Auckland Airport expects it will be more than three years before international travel recovers to pre-pandemic levels.
The company's annual meeting has heard that it was taking a more cautious approach than the International Air Travel Association (IATA) and ratings agency S&P Global, which have picked a recovery in global air travel within three years.
"At this stage we continue to think it prudent to take a more conservative approach," chair Patrick Strange said.
"We believe a full recovery could well take longer than three years. But we're hopeful that domestic travel will return to normal within two years. And we believe that we will see quarantine-free travel both ways across the Tasman and to the Pacific Islands earlier."
Strange said the pandemic had been the biggest challenge to the company in its 54 year history, with international traffic having gone from 30,000 a day to mere hundreds, and on some days no one.
The company was quick to slash all unnecessary spending, suspend big capital projects such as expanding terminals, and laid off 260 staff, more than a third of its workforce.
Earnings over the past few months have been about $10 million a month, better than expected, but Strange said the outlook was still so uncertain that it will not make any financial forecast for the current year.

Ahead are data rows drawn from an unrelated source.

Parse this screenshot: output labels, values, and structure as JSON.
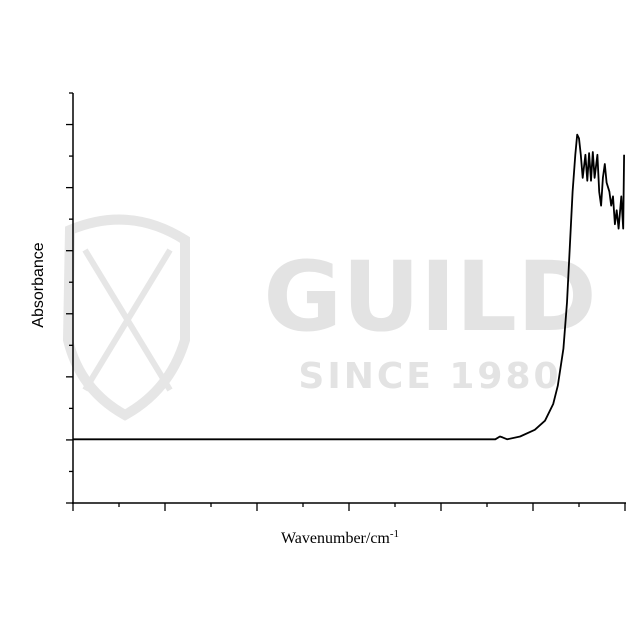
{
  "watermark": {
    "title": "GUILD",
    "subtitle": "SINCE 1980"
  },
  "chart_data": {
    "type": "line",
    "title": "",
    "xlabel": "Wavenumber/cm",
    "xlabel_superscript": "-1",
    "ylabel": "Absorbance",
    "xlim": [
      0,
      6
    ],
    "ylim": [
      -1,
      12
    ],
    "x_tick_labels": "none",
    "y_tick_labels": "none",
    "grid": false,
    "line_color": "#000000",
    "series": [
      {
        "x": [
          0,
          2.47,
          4.59,
          4.64,
          4.67,
          4.72,
          4.86,
          5.02,
          5.13,
          5.22,
          5.27,
          5.33,
          5.37,
          5.4,
          5.43,
          5.46,
          5.48,
          5.5,
          5.52,
          5.54,
          5.57,
          5.59,
          5.61,
          5.63,
          5.65,
          5.67,
          5.7,
          5.72,
          5.74,
          5.76,
          5.78,
          5.8,
          5.83,
          5.85,
          5.87,
          5.89,
          5.91,
          5.93,
          5.96,
          5.98,
          5.99
        ],
        "y": [
          1.02,
          1.02,
          1.02,
          1.11,
          1.08,
          1.02,
          1.11,
          1.32,
          1.61,
          2.14,
          2.72,
          3.89,
          5.36,
          7.11,
          8.87,
          10.04,
          10.68,
          10.56,
          10.04,
          9.31,
          10.04,
          9.22,
          10.09,
          9.22,
          10.13,
          9.31,
          10.04,
          8.87,
          8.43,
          9.31,
          9.75,
          9.16,
          8.87,
          8.43,
          8.72,
          7.84,
          8.28,
          7.7,
          8.72,
          7.7,
          10.04
        ]
      }
    ]
  }
}
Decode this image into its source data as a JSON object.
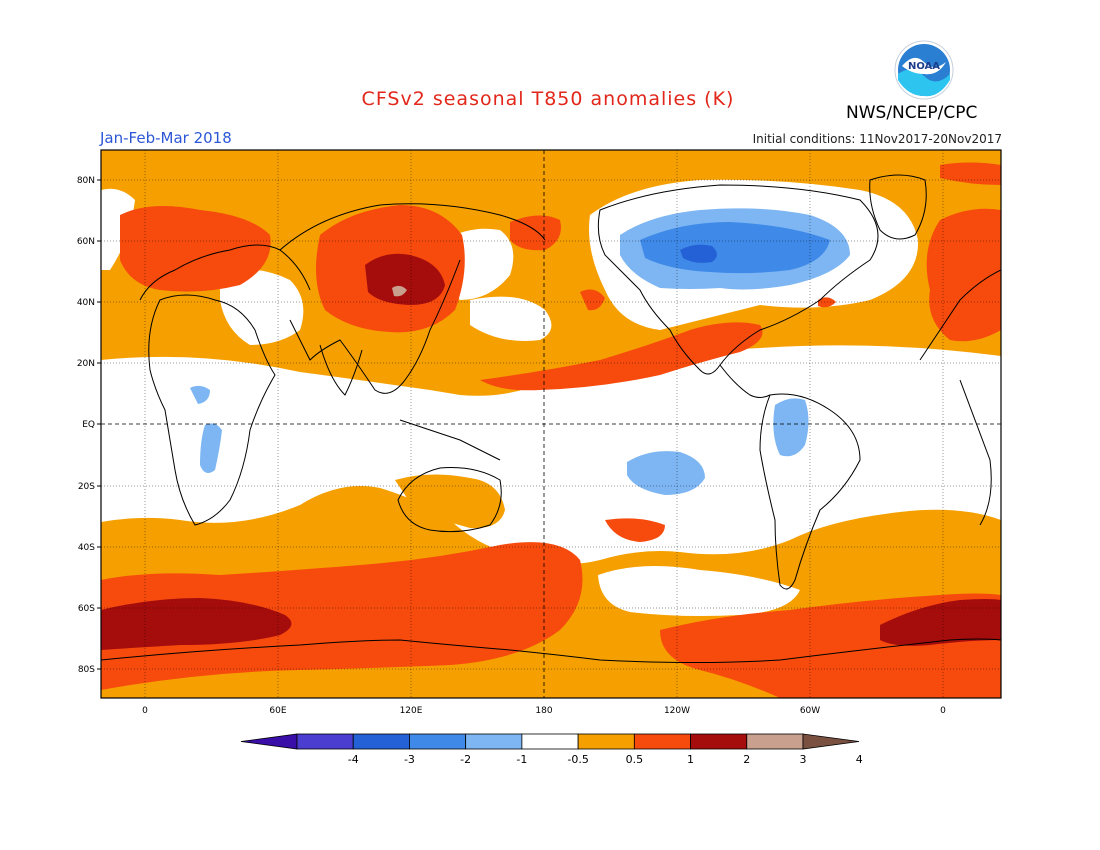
{
  "title": "CFSv2 seasonal T850 anomalies (K)",
  "season": "Jan-Feb-Mar 2018",
  "initial_conditions": "Initial conditions: 11Nov2017-20Nov2017",
  "agency": "NWS/NCEP/CPC",
  "logo_text": "NOAA",
  "lat_labels": [
    "80N",
    "60N",
    "40N",
    "20N",
    "EQ",
    "20S",
    "40S",
    "60S",
    "80S"
  ],
  "lon_labels": [
    "0",
    "60E",
    "120E",
    "180",
    "120W",
    "60W",
    "0"
  ],
  "colorbar": {
    "labels": [
      "-4",
      "-3",
      "-2",
      "-1",
      "-0.5",
      "0.5",
      "1",
      "2",
      "3",
      "4"
    ],
    "colors": [
      "#3a0ea8",
      "#4a3dd0",
      "#2461d6",
      "#3f8ae8",
      "#7db6f2",
      "#ffffff",
      "#f5a000",
      "#f74a0d",
      "#a50c0c",
      "#c9a08e",
      "#7a5040"
    ]
  }
}
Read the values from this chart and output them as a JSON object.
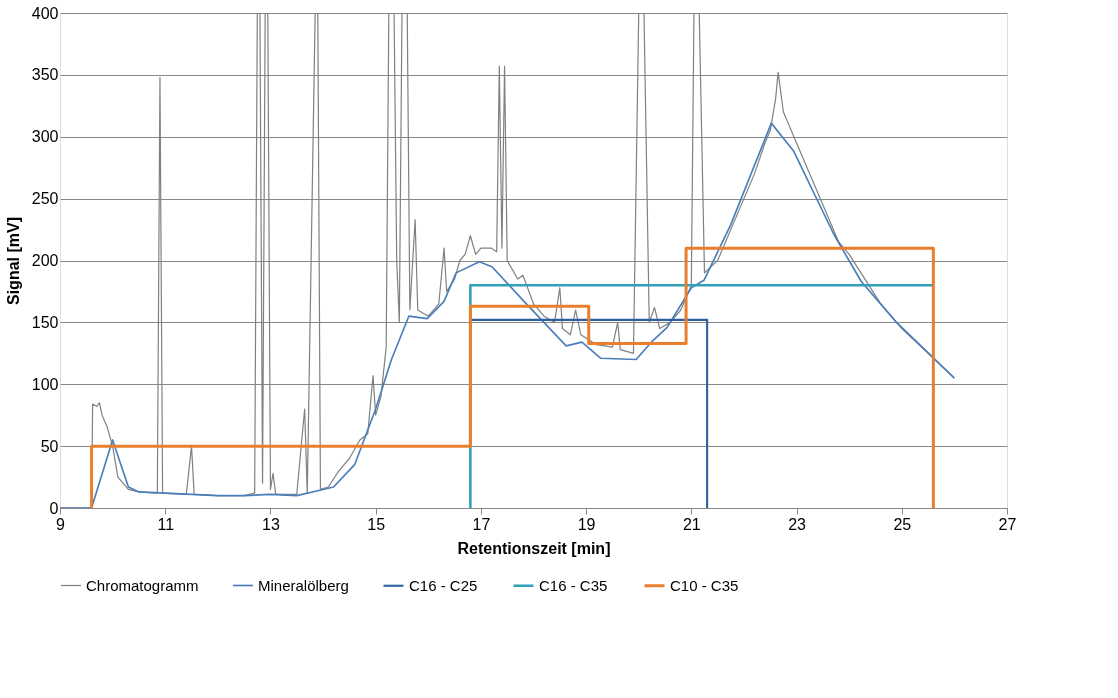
{
  "chart_data": {
    "type": "line",
    "xlabel": "Retentionszeit [min]",
    "ylabel": "Signal [mV]",
    "xlim": [
      9,
      27
    ],
    "xticks": [
      9,
      11,
      13,
      15,
      17,
      19,
      21,
      23,
      25,
      27
    ],
    "ylim": [
      0,
      400
    ],
    "yticks": [
      0,
      50,
      100,
      150,
      200,
      250,
      300,
      350,
      400
    ],
    "grid": "y",
    "legend": "bottom",
    "marker": "none",
    "line_style": "solid",
    "series": [
      {
        "name": "Chromatogramm",
        "color": "#808080",
        "x": [
          9,
          9.6,
          9.62,
          9.7,
          9.75,
          9.8,
          9.9,
          10.0,
          10.1,
          10.3,
          10.5,
          10.85,
          10.9,
          10.95,
          11.4,
          11.5,
          11.55,
          12,
          12.5,
          12.7,
          12.75,
          12.8,
          12.85,
          12.9,
          12.95,
          13.0,
          13.05,
          13.1,
          13.5,
          13.65,
          13.7,
          13.85,
          13.9,
          13.95,
          14.1,
          14.3,
          14.5,
          14.7,
          14.85,
          14.95,
          15.0,
          15.1,
          15.2,
          15.25,
          15.35,
          15.4,
          15.45,
          15.5,
          15.6,
          15.65,
          15.75,
          15.8,
          16,
          16.2,
          16.3,
          16.35,
          16.5,
          16.6,
          16.7,
          16.8,
          16.9,
          17.0,
          17.2,
          17.3,
          17.35,
          17.4,
          17.45,
          17.5,
          17.7,
          17.8,
          18,
          18.2,
          18.4,
          18.5,
          18.55,
          18.7,
          18.8,
          18.9,
          19.2,
          19.5,
          19.6,
          19.65,
          19.9,
          20.0,
          20.1,
          20.2,
          20.3,
          20.4,
          20.6,
          20.8,
          21.0,
          21.05,
          21.15,
          21.25,
          21.5,
          21.8,
          22.0,
          22.2,
          22.4,
          22.5,
          22.6,
          22.65,
          22.75,
          22.85,
          23.0,
          23.2,
          23.5,
          23.8,
          24.0,
          24.3,
          24.6,
          25.0,
          25.5,
          26
        ],
        "values": [
          0,
          0,
          84,
          82,
          85,
          75,
          65,
          50,
          25,
          15,
          13,
          12,
          348,
          12,
          11,
          50,
          11,
          10,
          10,
          12,
          400,
          400,
          20,
          400,
          400,
          15,
          28,
          11,
          11,
          80,
          12,
          400,
          400,
          15,
          17,
          30,
          40,
          55,
          60,
          107,
          75,
          90,
          130,
          400,
          400,
          200,
          150,
          400,
          400,
          160,
          233,
          160,
          155,
          165,
          210,
          175,
          185,
          200,
          205,
          220,
          205,
          210,
          210,
          207,
          357,
          210,
          357,
          200,
          185,
          188,
          165,
          155,
          150,
          178,
          145,
          140,
          160,
          140,
          132,
          130,
          150,
          128,
          125,
          400,
          400,
          150,
          162,
          145,
          150,
          160,
          180,
          400,
          400,
          190,
          200,
          230,
          250,
          270,
          295,
          305,
          330,
          352,
          320,
          310,
          295,
          275,
          245,
          215,
          205,
          185,
          165,
          145,
          125,
          105
        ]
      },
      {
        "name": "Mineralölberg",
        "color": "#4a7ebb",
        "x": [
          9,
          9.6,
          10.0,
          10.3,
          10.5,
          11,
          12,
          12.5,
          13,
          13.5,
          14,
          14.2,
          14.6,
          15.0,
          15.3,
          15.63,
          15.98,
          16.3,
          16.53,
          16.97,
          17.21,
          17.82,
          18.62,
          18.92,
          19.28,
          19.95,
          20.24,
          20.54,
          21.0,
          21.24,
          21.75,
          22.52,
          22.95,
          23.71,
          24.23,
          24.9,
          26.0
        ],
        "values": [
          0,
          0,
          55,
          17,
          13,
          12,
          10,
          10,
          11,
          10,
          15,
          17,
          35,
          80,
          120,
          155,
          153,
          167,
          190,
          199,
          195,
          167,
          131,
          134,
          121,
          120,
          134,
          146,
          178,
          184,
          229,
          311,
          288,
          221,
          183,
          150,
          105
        ]
      },
      {
        "name": "C16 - C25",
        "color": "#2e5f9e",
        "x": [
          16.8,
          21.3,
          21.3
        ],
        "values": [
          152,
          152,
          0
        ]
      },
      {
        "name": "C16 - C35",
        "color": "#31a0b8",
        "x": [
          16.8,
          16.8,
          25.6
        ],
        "values": [
          0,
          180,
          180
        ]
      },
      {
        "name": "C10 - C35",
        "color": "#e97f2c",
        "x": [
          9.6,
          9.6,
          16.8,
          16.8,
          19.05,
          19.05,
          20.9,
          20.9,
          25.6,
          25.6
        ],
        "values": [
          0,
          50,
          50,
          163,
          163,
          133,
          133,
          210,
          210,
          0
        ]
      }
    ]
  }
}
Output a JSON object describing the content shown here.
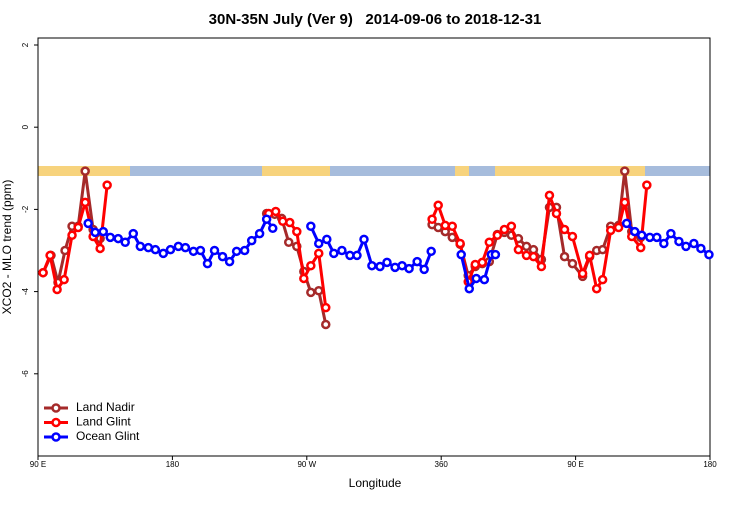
{
  "chart_data": {
    "type": "line",
    "title": "30N-35N July (Ver 9)   2014-09-06 to 2018-12-31",
    "x_label": "Longitude",
    "y_label": "XCO2 - MLO trend (ppm)",
    "xlim": [
      90,
      540
    ],
    "ylim": [
      -8,
      2.17
    ],
    "xticks": [
      {
        "value": 90,
        "label": "90 E"
      },
      180,
      {
        "value": 270,
        "label": "90 W"
      },
      360,
      {
        "value": 450,
        "label": "90 E"
      },
      {
        "value": 540,
        "label": "180"
      }
    ],
    "yticks": [
      -6,
      -4,
      -2,
      0,
      2
    ],
    "legend": "bottomleft",
    "series": [
      {
        "name": "Land Nadir",
        "color": "#a52a2a",
        "x": [
          93.4,
          98.7,
          103.4,
          108.1,
          112.8,
          116.9,
          121.6,
          126.9,
          131.6,
          140,
          243.1,
          248.5,
          253.2,
          257.9,
          263.3,
          268.0,
          272.7,
          278.0,
          282.7,
          355,
          353.9,
          358.0,
          362.7,
          367.4,
          372.7,
          378.1,
          382.8,
          387.5,
          392.2,
          397.6,
          402.3,
          407.0,
          411.7,
          417.1,
          421.8,
          427.1,
          432.5,
          437.2,
          442.6,
          447.9,
          454.7,
          459.4,
          464.1,
          468.1,
          473.5,
          478.8,
          482.9,
          487.6,
          493.6
        ],
        "values": [
          -3.54,
          -3.12,
          -3.78,
          -3.0,
          -2.41,
          -2.41,
          -1.07,
          -2.49,
          -2.71,
          null,
          -2.1,
          -2.12,
          -2.22,
          -2.8,
          -2.9,
          -3.51,
          -4.02,
          -3.98,
          -4.8,
          null,
          -2.37,
          -2.44,
          -2.54,
          -2.68,
          -2.85,
          -3.61,
          -3.39,
          -3.32,
          -3.27,
          -2.61,
          -2.56,
          -2.63,
          -2.71,
          -2.9,
          -2.98,
          -3.22,
          -1.95,
          -1.95,
          -3.15,
          -3.32,
          -3.63,
          -3.15,
          -3.0,
          -2.98,
          -2.41,
          -2.39,
          -1.07,
          -2.54,
          -2.68
        ]
      },
      {
        "name": "Land Glint",
        "color": "#ff0000",
        "x": [
          93.4,
          98.1,
          102.8,
          107.5,
          112.8,
          116.9,
          121.6,
          126.9,
          131.6,
          136.3,
          140,
          244.5,
          249.2,
          253.9,
          258.6,
          263.3,
          268.0,
          272.7,
          278.0,
          282.7,
          355,
          353.9,
          358.0,
          362.7,
          367.4,
          372.7,
          378.1,
          382.8,
          387.5,
          392.2,
          397.6,
          402.3,
          407.0,
          411.7,
          417.1,
          421.8,
          427.1,
          432.5,
          437.2,
          442.6,
          447.9,
          454.7,
          459.4,
          464.1,
          468.1,
          473.5,
          478.8,
          482.9,
          487.6,
          493.6,
          497.7
        ],
        "values": [
          -3.54,
          -3.12,
          -3.95,
          -3.71,
          -2.63,
          -2.44,
          -1.83,
          -2.66,
          -2.95,
          -1.41,
          null,
          -2.1,
          -2.05,
          -2.29,
          -2.32,
          -2.54,
          -3.68,
          -3.37,
          -3.07,
          -4.39,
          null,
          -2.24,
          -1.9,
          -2.39,
          -2.41,
          -2.83,
          -3.76,
          -3.34,
          -3.29,
          -2.8,
          -2.63,
          -2.49,
          -2.41,
          -2.98,
          -3.12,
          -3.15,
          -3.39,
          -1.66,
          -2.1,
          -2.49,
          -2.66,
          -3.56,
          -3.12,
          -3.93,
          -3.71,
          -2.51,
          -2.44,
          -1.83,
          -2.66,
          -2.93,
          -1.41
        ]
      },
      {
        "name": "Ocean Glint",
        "color": "#0000ff",
        "x": [
          123.6,
          128.3,
          133.7,
          138.4,
          143.7,
          148.4,
          153.8,
          158.5,
          163.9,
          168.6,
          173.9,
          178.7,
          184.0,
          188.7,
          194.1,
          198.8,
          203.5,
          208.2,
          213.6,
          218.3,
          223.0,
          228.4,
          233.1,
          238.4,
          243.1,
          247.2,
          250,
          272.7,
          278.0,
          283.4,
          288.1,
          293.5,
          298.9,
          303.6,
          308.3,
          313.6,
          319.0,
          323.7,
          329.1,
          333.8,
          338.5,
          343.9,
          348.6,
          353.3,
          360,
          373.4,
          378.8,
          383.5,
          388.9,
          393.6,
          396.3,
          440,
          484.2,
          489.6,
          494.3,
          499.7,
          504.4,
          509.1,
          513.8,
          519.2,
          523.9,
          529.2,
          533.9,
          539.3
        ],
        "values": [
          -2.34,
          -2.56,
          -2.54,
          -2.68,
          -2.71,
          -2.8,
          -2.59,
          -2.9,
          -2.93,
          -2.98,
          -3.07,
          -2.98,
          -2.9,
          -2.93,
          -3.02,
          -3.0,
          -3.32,
          -3.0,
          -3.15,
          -3.27,
          -3.02,
          -3.0,
          -2.76,
          -2.59,
          -2.24,
          -2.46,
          null,
          -2.41,
          -2.83,
          -2.73,
          -3.07,
          -3.0,
          -3.12,
          -3.12,
          -2.73,
          -3.37,
          -3.39,
          -3.29,
          -3.41,
          -3.37,
          -3.44,
          -3.27,
          -3.46,
          -3.02,
          null,
          -3.1,
          -3.93,
          -3.68,
          -3.71,
          -3.1,
          -3.1,
          null,
          -2.34,
          -2.54,
          -2.63,
          -2.68,
          -2.68,
          -2.83,
          -2.59,
          -2.78,
          -2.9,
          -2.83,
          -2.95,
          -3.1
        ]
      }
    ]
  }
}
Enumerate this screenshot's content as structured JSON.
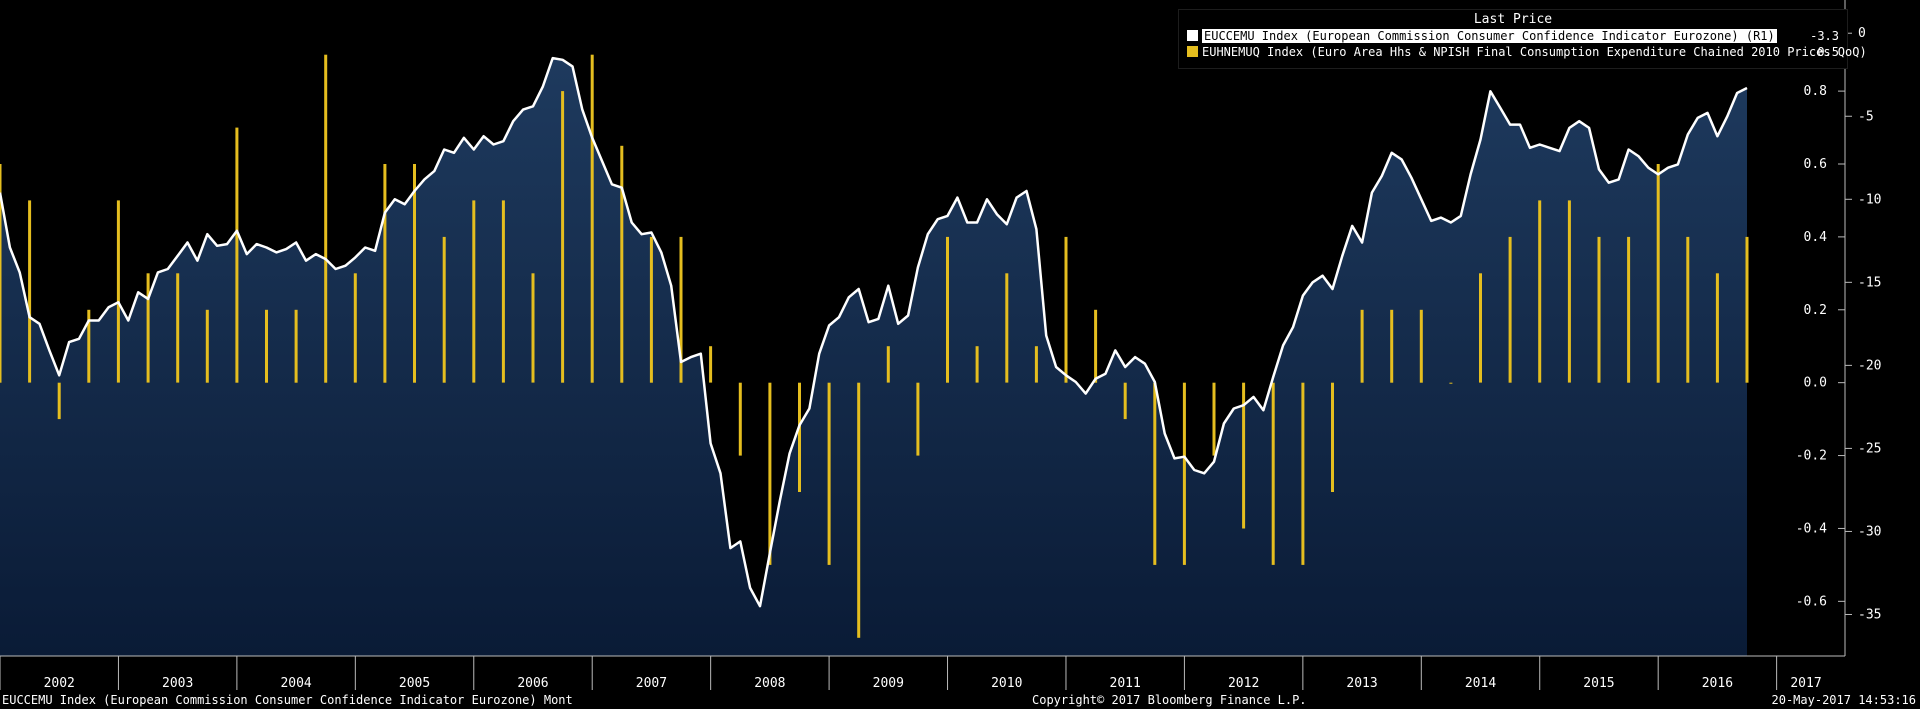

Chief executive Adrian Littlewood told the meeting the airport was ready to provide safe, separated facilities in the international terminal for when quarantine-free arrivals were allowed.
"We believe the government and the private sector need to work together with urgency in order to chart a path for New Zealand in a post-pandemic world - in a way that keeps our communities safe, but also allows families to reconnect and jobs, tourism and our economy to recover."